I've always thought a smooth and proper integration of the foreign community is essential for the economy of the province, he explains.

This is beyond any doubt the most valuable asset that we have here compared with other areas of Spain and Andalucía.

The minute we are able to integrate the foreign community here and they have legal certainty to invest in our companies, in our systems, to be part of our community, this area will no doubt become the third in Spain in terms of economic power after Madrid and Barcelona, he says.

We have that potential and the only way to cultivate that potential and make it real is to establish a proper relationship with the foreign community so that they feel at home here.

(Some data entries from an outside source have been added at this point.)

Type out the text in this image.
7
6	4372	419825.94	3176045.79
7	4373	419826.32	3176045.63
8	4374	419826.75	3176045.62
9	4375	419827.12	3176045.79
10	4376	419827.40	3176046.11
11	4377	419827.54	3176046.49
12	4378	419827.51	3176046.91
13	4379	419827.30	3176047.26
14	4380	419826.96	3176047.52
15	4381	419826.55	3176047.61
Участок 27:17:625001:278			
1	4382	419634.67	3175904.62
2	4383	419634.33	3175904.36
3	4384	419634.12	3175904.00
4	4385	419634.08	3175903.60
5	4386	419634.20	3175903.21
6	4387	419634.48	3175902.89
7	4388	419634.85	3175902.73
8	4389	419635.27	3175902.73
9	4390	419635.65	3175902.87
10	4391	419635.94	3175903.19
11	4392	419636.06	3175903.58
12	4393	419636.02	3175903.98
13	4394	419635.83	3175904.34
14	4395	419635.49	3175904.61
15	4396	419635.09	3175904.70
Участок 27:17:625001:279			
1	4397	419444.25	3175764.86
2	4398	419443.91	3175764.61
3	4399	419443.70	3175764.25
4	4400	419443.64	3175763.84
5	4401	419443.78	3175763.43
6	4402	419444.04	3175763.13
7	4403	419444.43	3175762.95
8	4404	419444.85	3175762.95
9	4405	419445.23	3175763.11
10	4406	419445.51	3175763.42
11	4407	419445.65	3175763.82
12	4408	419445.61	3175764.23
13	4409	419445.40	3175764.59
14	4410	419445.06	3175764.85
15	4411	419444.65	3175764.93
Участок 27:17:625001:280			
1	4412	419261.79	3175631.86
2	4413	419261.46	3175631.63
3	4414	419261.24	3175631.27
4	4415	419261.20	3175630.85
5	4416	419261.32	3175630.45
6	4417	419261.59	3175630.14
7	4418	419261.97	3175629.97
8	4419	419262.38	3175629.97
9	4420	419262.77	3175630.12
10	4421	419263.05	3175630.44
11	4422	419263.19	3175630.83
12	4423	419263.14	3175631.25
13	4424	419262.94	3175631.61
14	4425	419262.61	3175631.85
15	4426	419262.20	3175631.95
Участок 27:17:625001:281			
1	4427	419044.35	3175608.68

Perhaps foreigners coming to live here would feel more comfortable if they were able to benefit from a bit of positive discrimination on the part of the taxman, with a special regime similar to those recently set up in Portugal and Italy.

Many foreign people who come late in their lives do not always understand that they should be assessed on their taxes in the same way as a Spanish resident or someone who has lived here all their life, says Fernández.

In its last tax reform in 2014, the Spanish government was about to consider such a regime - but in the end didn't dare, according to Fernández, who believes that the tax system should not put people off moving to Spain.

I think Spain offers a variety of legal instruments to arrange one's affairs to make sure that the tax burden is managed within reasonable levels, so I would encourage foreigners to settle here, he adds.

If the scary Spanish taxman was looking for an international relations officer, Pedro Fernández would be the man for the job.